Değişik kaynaklarda yer alan bilgilere göre, sabetaycılık, Sabetay Sevi yandaşları olarak tanımlanmaktadır.
Aynı kaynaklara göre, 1626 yılında İzmir/Agora'da yahudi bir ailenin çocuğu olarak dünyaya gelen Sabetay Sevi, 1665 yılında kendisinin Tevrat'ta sözü edilen ve dünyaya gelip "vaadedilen topraklar"da yahudiliği tekrar hakim kılacak olan "mesih" (kurtarıcı) olduğunu ilan eder. İzmir ve Kudüs'teki yahudi önde gelenleri onu dinlerini bozan bir düzenbaz olarak gördüklerinden Osmanlı Sarayına şikayet ederler. Sevi, Saraya çağrılarak sorgulanır. Hayatı ile iddiaları arasında bir seçim yapması istenir. Sevi, hayatı yönünde seçim yaparak Aziz Mehmet adıyla maaşa bağlanır.
Sabetaycı avcılarının "araştırmalarına" göre, bu, görünüşteki bir müslümanlıktır. Sabetaycılara göre ise, "Bu can bu bedenden çıkmadıkça" diyerek Müslüman olan Sevi'nin, kapıdan dışarı çıkar çıkmaz, bedeninden bir kuşun uçup gitmesiyle verdiği sözden azade olduğu söylenir. "Can bedenden çıktığı" için artık bu söze sadık kalması gerekmez. Böylece Sevi ve onun takipçisi olarak daha sonra Selanik'e yerleşen 200 kadar aile, dış görünüşte müslüman, kendi aralarında ise sabetaycı yahudi kalmaya devam ederler.
Sabetay cemaatine Türkler 'dönme', yahudiler ise renkleri değişen bir balık olduğundan "Sazanikos" demektedirler.
Cahit Uçuk'un "Bir İmparatorluk Çökerken" adlı kitabında 19'uncu yüzyılda Selanik'te iktisadi ve kültürel bakımdan herkesi geçtiği anlaşılan Sabetaycılar'ın oruç tutup, namaz kıldıkları anlatılmaktadır.

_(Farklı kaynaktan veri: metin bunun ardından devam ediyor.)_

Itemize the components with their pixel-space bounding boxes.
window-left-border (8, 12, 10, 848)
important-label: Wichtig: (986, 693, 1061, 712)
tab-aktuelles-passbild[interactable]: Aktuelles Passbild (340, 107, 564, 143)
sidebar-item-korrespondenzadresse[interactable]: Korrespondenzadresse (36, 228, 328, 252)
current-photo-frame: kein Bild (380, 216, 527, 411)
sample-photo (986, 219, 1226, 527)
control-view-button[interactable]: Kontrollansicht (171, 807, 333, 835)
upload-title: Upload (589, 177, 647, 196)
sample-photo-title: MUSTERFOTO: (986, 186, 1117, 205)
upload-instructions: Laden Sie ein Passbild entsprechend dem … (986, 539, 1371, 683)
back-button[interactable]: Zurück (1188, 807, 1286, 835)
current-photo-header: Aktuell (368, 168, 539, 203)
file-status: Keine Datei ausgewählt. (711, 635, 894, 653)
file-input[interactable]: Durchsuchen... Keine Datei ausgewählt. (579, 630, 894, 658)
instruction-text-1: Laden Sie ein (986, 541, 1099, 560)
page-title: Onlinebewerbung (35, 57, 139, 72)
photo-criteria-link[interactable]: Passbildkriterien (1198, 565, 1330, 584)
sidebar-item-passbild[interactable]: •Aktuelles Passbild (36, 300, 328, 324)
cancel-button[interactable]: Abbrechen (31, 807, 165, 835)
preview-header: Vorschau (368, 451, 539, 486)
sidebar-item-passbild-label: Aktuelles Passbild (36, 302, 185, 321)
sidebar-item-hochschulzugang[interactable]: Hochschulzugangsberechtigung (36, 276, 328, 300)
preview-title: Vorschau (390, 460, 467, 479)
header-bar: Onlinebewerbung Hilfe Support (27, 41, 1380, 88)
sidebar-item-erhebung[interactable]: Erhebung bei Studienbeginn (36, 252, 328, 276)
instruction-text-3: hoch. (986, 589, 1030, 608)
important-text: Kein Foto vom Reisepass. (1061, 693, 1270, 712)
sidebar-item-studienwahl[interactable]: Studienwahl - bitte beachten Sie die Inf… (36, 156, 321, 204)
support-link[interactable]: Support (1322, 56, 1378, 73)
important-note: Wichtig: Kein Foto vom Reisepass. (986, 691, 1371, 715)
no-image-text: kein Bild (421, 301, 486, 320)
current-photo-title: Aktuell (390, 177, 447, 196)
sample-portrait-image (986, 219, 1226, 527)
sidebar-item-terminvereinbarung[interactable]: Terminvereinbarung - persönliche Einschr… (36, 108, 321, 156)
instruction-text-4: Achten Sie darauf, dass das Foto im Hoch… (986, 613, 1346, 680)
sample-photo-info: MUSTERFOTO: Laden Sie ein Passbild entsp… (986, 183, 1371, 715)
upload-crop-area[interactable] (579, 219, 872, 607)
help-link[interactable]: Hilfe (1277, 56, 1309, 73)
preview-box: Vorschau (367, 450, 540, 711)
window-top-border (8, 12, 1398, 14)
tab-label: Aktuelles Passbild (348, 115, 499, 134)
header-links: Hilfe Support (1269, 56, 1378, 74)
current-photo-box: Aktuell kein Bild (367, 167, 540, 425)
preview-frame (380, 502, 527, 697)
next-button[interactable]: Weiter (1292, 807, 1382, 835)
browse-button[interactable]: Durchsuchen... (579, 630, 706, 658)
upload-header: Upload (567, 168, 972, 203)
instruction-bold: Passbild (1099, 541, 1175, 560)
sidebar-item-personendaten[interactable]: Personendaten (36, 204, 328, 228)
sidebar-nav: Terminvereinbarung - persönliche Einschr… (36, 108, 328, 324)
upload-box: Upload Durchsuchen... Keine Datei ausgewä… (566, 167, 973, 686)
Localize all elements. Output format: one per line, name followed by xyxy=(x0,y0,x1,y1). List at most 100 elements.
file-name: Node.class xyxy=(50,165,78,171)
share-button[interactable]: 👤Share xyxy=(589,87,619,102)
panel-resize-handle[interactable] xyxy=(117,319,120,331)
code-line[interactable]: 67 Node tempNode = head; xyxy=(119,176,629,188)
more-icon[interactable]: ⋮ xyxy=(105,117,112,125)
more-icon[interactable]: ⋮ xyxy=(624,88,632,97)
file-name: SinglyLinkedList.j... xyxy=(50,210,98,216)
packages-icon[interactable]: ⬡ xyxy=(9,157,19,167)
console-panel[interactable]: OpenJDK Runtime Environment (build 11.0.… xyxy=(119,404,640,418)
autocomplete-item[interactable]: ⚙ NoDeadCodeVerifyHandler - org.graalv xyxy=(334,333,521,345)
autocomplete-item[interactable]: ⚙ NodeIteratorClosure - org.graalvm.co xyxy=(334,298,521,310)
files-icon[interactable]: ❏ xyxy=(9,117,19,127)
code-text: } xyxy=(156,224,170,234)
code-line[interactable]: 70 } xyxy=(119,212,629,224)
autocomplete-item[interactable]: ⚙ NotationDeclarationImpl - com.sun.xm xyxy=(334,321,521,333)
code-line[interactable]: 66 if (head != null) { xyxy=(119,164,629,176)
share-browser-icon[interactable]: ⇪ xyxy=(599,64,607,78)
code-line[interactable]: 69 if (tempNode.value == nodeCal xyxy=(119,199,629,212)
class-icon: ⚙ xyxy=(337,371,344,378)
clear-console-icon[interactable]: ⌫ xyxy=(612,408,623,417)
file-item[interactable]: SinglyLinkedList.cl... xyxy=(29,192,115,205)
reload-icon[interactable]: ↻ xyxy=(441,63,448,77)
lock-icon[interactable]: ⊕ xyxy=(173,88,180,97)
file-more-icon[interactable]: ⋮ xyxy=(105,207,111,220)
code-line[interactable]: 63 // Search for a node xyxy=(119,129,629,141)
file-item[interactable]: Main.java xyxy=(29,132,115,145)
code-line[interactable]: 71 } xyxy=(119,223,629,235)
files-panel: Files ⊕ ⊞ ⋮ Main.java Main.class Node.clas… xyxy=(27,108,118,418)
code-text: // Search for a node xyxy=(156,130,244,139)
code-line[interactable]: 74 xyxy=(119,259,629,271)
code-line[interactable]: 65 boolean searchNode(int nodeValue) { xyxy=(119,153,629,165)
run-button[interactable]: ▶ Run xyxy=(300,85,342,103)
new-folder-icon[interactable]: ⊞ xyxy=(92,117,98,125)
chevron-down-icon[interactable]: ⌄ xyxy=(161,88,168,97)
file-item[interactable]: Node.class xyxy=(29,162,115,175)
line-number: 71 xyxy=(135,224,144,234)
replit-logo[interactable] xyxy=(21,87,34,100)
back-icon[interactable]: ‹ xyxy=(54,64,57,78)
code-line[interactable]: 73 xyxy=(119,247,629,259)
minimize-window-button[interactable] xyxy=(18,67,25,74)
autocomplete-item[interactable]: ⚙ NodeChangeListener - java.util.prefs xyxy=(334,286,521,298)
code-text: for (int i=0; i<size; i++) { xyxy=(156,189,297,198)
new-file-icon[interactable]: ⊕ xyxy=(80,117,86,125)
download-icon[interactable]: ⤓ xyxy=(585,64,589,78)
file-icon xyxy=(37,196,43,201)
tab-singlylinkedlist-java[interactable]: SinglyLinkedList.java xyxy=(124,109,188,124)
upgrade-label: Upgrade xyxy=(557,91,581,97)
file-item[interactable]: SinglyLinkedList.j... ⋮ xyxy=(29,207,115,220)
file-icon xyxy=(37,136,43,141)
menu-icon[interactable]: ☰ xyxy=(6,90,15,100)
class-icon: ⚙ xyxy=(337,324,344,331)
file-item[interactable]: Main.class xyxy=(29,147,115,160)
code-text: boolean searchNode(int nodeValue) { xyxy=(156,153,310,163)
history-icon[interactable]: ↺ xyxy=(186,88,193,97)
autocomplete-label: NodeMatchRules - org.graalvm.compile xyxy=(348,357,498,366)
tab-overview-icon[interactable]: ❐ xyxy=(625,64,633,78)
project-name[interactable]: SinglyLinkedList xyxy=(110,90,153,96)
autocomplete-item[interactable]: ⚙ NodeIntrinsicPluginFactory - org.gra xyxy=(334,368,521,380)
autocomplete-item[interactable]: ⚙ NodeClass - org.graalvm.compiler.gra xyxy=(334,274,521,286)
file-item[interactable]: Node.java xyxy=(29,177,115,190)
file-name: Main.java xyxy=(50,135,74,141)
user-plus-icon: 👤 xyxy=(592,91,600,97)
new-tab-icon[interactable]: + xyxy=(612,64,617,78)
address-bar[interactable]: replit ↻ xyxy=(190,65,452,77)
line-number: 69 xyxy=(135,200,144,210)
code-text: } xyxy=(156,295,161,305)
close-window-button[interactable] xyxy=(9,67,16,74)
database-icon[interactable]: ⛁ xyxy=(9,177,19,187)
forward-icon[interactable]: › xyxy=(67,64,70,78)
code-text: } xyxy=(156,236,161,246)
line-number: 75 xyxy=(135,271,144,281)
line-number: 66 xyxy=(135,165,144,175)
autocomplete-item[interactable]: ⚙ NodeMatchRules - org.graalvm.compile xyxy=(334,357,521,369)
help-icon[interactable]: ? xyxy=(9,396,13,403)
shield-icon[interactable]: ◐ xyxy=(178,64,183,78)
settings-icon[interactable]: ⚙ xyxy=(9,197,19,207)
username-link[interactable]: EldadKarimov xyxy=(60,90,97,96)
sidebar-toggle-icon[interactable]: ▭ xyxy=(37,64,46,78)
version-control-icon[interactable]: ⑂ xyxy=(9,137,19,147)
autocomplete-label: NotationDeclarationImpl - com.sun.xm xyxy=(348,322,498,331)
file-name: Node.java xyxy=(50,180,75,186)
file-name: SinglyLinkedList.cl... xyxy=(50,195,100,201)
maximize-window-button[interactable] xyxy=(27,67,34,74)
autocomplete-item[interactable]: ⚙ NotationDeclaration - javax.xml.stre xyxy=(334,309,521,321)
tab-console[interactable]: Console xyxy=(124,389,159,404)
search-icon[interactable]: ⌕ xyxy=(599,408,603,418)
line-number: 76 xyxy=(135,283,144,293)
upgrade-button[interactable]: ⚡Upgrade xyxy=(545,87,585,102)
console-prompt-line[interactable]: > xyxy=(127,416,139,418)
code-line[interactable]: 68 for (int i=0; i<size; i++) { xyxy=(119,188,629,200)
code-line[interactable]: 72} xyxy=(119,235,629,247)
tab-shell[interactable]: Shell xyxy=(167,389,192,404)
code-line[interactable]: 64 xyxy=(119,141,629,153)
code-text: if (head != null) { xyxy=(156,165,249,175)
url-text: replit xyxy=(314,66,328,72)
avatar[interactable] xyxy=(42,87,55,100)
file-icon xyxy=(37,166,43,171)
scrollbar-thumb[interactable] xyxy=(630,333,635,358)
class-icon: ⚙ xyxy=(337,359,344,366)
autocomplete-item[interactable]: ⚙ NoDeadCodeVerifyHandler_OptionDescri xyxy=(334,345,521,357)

Selanik'te Kapancılar, Yakubiler ve Karakaşlar olmak üzere üç gruba ayrılan sabetaycılar eğitime büyük önem verirler. Feyziye ve Terakki gibi okullar açmışlardır. Atatürk'ün Selanik'teki ilkokul öğretmeni Şemsi Efendi'nin (Şemsi Efendi, Ilgaz Zorlu'nun dedesinin dedesi olduğu için) de sabetaycı olduğu söylenmektedir. Ve iddialara göre, sabetaycılar, kurdukları okullara sadece sabetaycı kökenden gelenlerin çocuklarını kabul etmektedirler.
İddialara göre, Selanik'teki Mason Locasında ve İttihat Terakki içinde etkili bir role sahip olan sabetaycılar, tamamen müslüman ismi almakta ve kendilerini her bakımdan "şüphe edilmeyecek ölçüde" müslüman göstermektedirler. Ancak, gizli inançlarının devamı için sadece kendi aralarında evlenmektedirler. Sabetaycı avcılarına göre, Osmanlı'nın son döneminde olduğu gibi Cumhuriyet döneminde de sabetaycıların toplum ve devlet üzerindeki ağırlığı devam etmiştir. Bir çok önemli tarihi olayın içinde bulunmuş olan bu cemaat, 1924 yılında Yunanistan'la yapılan mübadele ile Türkiye'ye gelerek İstanbul'un Şişli ve Nişantaşı semtlerine yerleşmiştir.
Sabetaycı avcılığı da, bu "dönmeler"in ticaret ve bürokrasi içinde güçlenmelerine paralel olarak, kendi "gizli" amaçlarına yönelik faaliyetleri sürdürmeleriyle meşrulaştırılmaktadır. Bu "gizli amaç" da, Siyon'u kurmak, yani büyük İsrail devletinin kurulmasını sağlamaktır. Dolayısıyla büyük İsrail devletinin topraklarında egemen olan "islamı yıkmak" bu amacın en önemli unsuru olarak görülmektedir.